Friday, November 4, 2011

Sign Inventory - week 10

Robert Creeley - For Friendship

It shows a continuous cycle or circle of people, chained off, and pared off in twos. Humans do tend to come in pairs. Friendship is joined by hands and is a walk. The two short passages  paint a simple image but enough to get a point across of enough significance for the poem to matter. There are only eight lines and twenty-seven words, which is very small. But it is a cute poem.
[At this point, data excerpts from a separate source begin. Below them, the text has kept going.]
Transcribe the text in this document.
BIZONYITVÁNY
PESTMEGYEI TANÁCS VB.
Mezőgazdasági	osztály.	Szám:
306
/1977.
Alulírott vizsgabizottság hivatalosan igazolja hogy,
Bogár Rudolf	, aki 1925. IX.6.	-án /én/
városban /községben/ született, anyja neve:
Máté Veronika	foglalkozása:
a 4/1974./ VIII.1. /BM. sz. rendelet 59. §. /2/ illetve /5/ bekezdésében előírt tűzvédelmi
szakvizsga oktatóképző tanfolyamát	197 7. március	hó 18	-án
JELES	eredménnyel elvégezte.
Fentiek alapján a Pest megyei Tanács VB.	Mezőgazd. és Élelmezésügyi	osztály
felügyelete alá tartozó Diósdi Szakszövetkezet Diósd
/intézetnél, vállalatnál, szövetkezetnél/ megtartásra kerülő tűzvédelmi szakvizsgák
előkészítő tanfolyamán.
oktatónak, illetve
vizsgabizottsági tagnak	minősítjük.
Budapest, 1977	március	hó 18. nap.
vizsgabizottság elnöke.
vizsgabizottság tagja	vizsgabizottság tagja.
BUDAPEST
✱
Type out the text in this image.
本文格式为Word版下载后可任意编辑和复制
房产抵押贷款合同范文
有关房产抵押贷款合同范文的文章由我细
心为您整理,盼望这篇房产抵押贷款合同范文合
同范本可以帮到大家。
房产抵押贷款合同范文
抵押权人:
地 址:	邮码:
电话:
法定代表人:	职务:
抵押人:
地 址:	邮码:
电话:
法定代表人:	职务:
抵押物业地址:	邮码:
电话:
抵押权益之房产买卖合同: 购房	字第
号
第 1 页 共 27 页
And the connection of people if very heightened, there has to be a connection of the hands as in holding.

improv-ing - week 10

Sharon Olds - The Promise


Improv

We have a suicide pact
Pricked fingers and signed blood
Barbarous actions but necessary\
We run off instinct
You trip, i catch you
Your sick, I care for you
You smell of perfume, I hold you close
And in your darkest hour
As you lose your grip
I cling close and we fly together
Like butterflys, singing in the night
As we both step off the edge

junkyard quote 4 - week 10

"The pastor makes me salivate for blood and flesh in tiny cups"

junkyard quote 3 - week 10

"Barbarous doctors stealing children from the womb"

junkyard quote 2 - week 10

"Cretan of the lagoon"

junkyard quote - week 10

"evangelical black bird on the church's steeple"

Free Write - Week 10

Night and Day

As routine as dental floss
I take the tiny tablet of joy
That asphyxiates the green goo coating my brain
And like a pharmacist i fulfill your needs
With my mundane language as I'm under a trance
Movements mechanical with rusty hinges
And the squeaking of an upset costumer
Does not even faze me
Colors bleed into a tranquil lake
And I swim and bathe blindly
Ignorant of my effect on the world
Blissful that i can still recall this morning
While yesterday drowns in the primary colors
And tomorrow doesnt exist until
The pill hits my tongue and I collapse in bed
With empty dreams and a mild snore.

Calisthenics - week 10

Dinner

Peering upon mounds of bushes and trees towering into a heap, into a hill
Which leads to a brown river across dirty land, and crashes into a snowy tundra
Coated in mud and that slides down its ski slopes.
If one hurtles over the tundra one lands in the deep ocean of greenery,
With slick mahogany tart lakes, streams, rivers, darting through the green.
Large globes of red block streams pathways, 
And square icebergs of yellow and white shed sand.
On the outskirts of the green sea lies a devious drench of water
With a yellow flotation device on top.
And beyond that sits metal bars on soil that can be moved.
They attack the diverse lands and destroy them,
Like an alien life form destroying our world.
Soon all of it is barren and dry,
With only dismembered scraps of the world are left behind.